It’s hard to believe that it was only six months ago when BlackBerry started selling the new Z10 touch-screen phone in the United States, which the company claimed would help it reclaim its place as a leader in the smartphone market.
The new BlackBerry 10 phone was greeted with enthusiasm with its slick new operating system, its well-designed hardware and a growing collection of apps. But despite the initial promise, sales fell short, the stock price collapsed and even the staunchest BlackBerry fans had to wonder if the company would survive at all.
Then, on Sept. 20, the same day that Apple launched the latest version of the iPhone, BlackBerry announced a $1 billion quarterly loss and that it was laying off 40 percent of its employees. BlackBerry’s battered stock tanked. The clamor of nay-sayers rose to a deafening pitch. BlackBerry is a dying company, many said.
But BlackBerry isn’t dead yet. But it is going private. A lot of the reason for the move, announced on Sept. 23, is to escape the investor panic that is steadily eroding the company’s value. The idea is that by working with Fairfax Financial Holdings to buy out the public stock at a slight premium, BlackBerry will get the peace and quiet it needs to really restructure and get its business into shape to either come back or to sell itself to some other company.
The company has said little about its decision to takes itself private. What little was said about the future of BlackBerry came from Prem Watsa, CEO and chairman of Fairfax Holdings who is also a former BlackBerry board member.
“We believe this transaction will open an exciting new private chapter for BlackBerry, its customers, carriers and employees. We can deliver immediate value to shareholders, while we continue the execution of a long-term strategy in a private company with a focus on delivering superior and secure enterprise solutions to BlackBerry customers around the world.”
You’ll note that there was no mention of BlackBerry’s consumer business in that statement, and that’s important. If BlackBerry still retains an edge, it’s with large corporate users, governments and in the financial services industry where security and reliability are paramount. This is also the market where BlackBerry was born and the market that fostered much of BlackBerry’s initial growth.
This likely means that BlackBerry is intent on returning to its roots where what matters most is security. This is the one area where BlackBerry’s technology sets it apart from its competition, as evidenced by the fact that it’s the only phone that is certified by NATO to handle classified information. It’s no coincidence that nearly all of the Fortune 500 still maintain BlackBerry Enterprise Server networks.
By working with Fairfax Holdings to get itself away from Wall Street, BlackBerry will be able to move beyond the tyranny of quarterly results. That move will theoretically give the company the breathing space it needs to consolidate its strengths and become a leaner, more focused company.
BlackBerry’s Best Survival Plan Is as a Private Business Phone Maker
But of course, it’s not a done deal. Fairfax could decide during the due diligence period that BlackBerry isn’t worth $9 a share, in which case the $4.7 billion deal could unravel. Or BlackBerry, which retains the right to shop itself to another buyer, could find another date to the prom.Then it would have to pay Fairfax a penalty of about 30 cents a share. BlackBerry Founder Mike Lazaridis is apparently thinking about making a bid for the company he started up partly with money borrowed from his parents.

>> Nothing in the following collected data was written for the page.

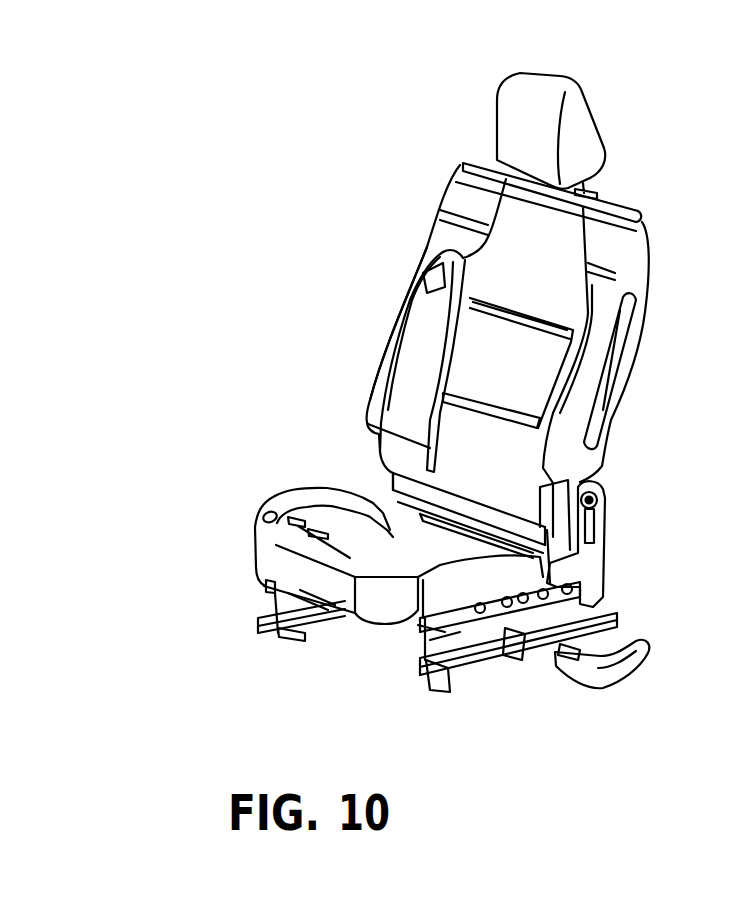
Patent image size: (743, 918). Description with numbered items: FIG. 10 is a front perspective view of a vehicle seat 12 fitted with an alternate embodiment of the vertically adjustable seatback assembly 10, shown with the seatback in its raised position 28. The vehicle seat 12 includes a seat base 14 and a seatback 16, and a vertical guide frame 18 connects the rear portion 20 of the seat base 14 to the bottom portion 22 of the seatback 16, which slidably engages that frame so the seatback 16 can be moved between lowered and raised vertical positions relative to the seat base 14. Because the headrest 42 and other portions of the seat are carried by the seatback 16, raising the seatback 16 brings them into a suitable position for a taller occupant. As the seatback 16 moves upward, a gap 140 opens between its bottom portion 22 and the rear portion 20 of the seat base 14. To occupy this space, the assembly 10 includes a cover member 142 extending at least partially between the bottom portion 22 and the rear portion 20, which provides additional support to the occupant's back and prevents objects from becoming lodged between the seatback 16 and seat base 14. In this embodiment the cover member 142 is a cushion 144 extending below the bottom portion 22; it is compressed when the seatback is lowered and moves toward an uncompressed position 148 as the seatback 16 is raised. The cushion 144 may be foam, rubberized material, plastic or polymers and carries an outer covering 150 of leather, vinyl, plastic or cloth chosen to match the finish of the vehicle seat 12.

The vertically adjustable seatback assembly 10 is at (413, 177).
The vehicle seat 12 is at (347, 253).
The seat base 14 is at (273, 537).
The seatback 16 is at (627, 193).
The vertical guide frame 18 is at (610, 573).
The rear portion of the seat base 20 is at (480, 540).
The bottom portion of the seatback 22 is at (460, 478).
The raised position 28 is at (358, 358).
The headrest 42 is at (548, 93).
The gap 140 is at (590, 482).
The cover member 142 is at (555, 537).
The cushion 144 is at (413, 490).
The uncompressed position 148 is at (500, 497).
The outer covering 150 is at (473, 507).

But let’s suppose for now that all goes according to plan, and BlackBerry does take itself private with the help of Fairfax Holdings. What’s next?
First, the company could stop spending money competing with consumer phones such as the iPhone and with Android phones and focus its effort on its corporate users. This would mean actively working with app developers that support enterprise users and it could stop spending money on games and entertainment apps. Right now, the weekly lists of new BlackBerry apps seem dominated by low-end games that provide little incentive to buy a high-end smartphone.

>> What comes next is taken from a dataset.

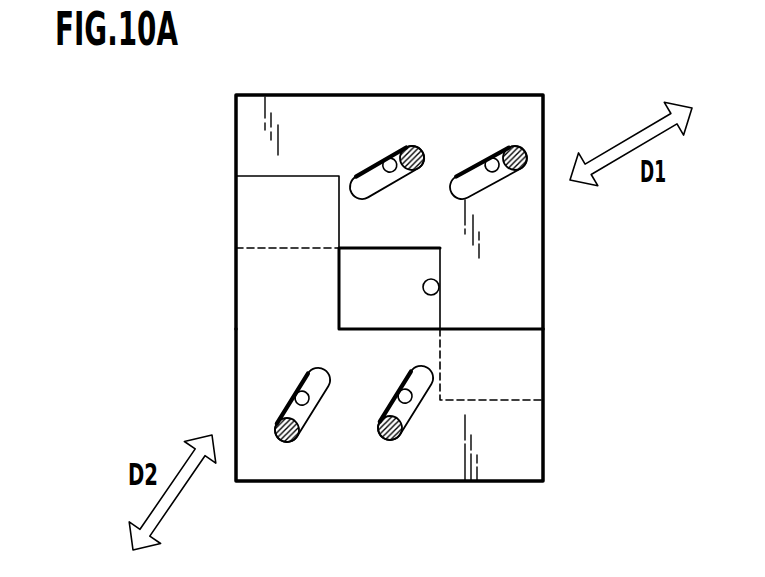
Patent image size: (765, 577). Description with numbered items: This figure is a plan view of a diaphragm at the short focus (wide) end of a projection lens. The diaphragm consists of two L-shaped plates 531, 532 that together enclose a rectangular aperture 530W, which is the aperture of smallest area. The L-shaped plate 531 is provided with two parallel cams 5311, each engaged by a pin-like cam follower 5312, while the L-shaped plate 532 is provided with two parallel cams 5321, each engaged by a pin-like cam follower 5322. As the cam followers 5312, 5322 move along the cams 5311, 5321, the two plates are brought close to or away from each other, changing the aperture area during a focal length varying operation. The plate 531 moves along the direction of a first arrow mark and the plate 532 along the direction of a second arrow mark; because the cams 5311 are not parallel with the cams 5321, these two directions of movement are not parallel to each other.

Instead, BlackBerry could spend money to support the kinds of applications that that enterprise and government users are likely to need, including financial services apps, front ends for customer management systems and ERP systems and productivity systems such as Microsoft Office. And yes, BlackBerry will need to help fund such app development because of its small market penetration. But the company needs business apps much worse than it needs another video game.

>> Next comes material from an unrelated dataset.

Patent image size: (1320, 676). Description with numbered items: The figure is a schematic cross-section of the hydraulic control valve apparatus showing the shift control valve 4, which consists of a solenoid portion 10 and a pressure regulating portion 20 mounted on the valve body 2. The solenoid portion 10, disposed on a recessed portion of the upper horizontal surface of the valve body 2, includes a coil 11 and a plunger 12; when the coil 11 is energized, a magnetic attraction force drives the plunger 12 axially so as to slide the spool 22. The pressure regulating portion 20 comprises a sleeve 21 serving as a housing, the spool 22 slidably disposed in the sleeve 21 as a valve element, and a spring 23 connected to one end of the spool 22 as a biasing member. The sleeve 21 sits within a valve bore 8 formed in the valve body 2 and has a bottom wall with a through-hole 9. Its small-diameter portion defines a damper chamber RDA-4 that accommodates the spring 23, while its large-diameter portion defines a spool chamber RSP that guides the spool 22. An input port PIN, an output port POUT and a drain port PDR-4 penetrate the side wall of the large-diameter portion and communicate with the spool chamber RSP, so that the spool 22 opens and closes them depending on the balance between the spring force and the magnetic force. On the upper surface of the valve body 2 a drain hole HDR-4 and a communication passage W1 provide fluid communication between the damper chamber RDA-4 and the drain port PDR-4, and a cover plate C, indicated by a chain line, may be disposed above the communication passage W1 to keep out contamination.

Likewise, BlackBerry needs to keep development alive on its enterprise and business devices and software. Few people realize that BlackBerry’s QNX software is a major player in the automotive and embedded systems market. These markets don’t get a lot of visibility, but they’re critical systems for the companies that use and sell them.
This is not to suggest that BlackBerry will abandon its existing customer base since its Z10 and Q10 smartphones are important to the company’s long-term future. But it may mean that the BlackBerry 7-based legacy systems may be around longer than previously thought, and it may also mean that devices clearly aimed at high-end consumers, such as the Z30, may get less attention to their hot new sound systems and more attention for their built-in security.
Ultimately, the move to go private means that BlackBerry has realized that it’s never going to compete with consumers the way the iPhone does, nor will it become a mass market favorite like Android. But BlackBerry’s chance at survival is in the niche it knows best—the enterprise, where it has its best chance for survival.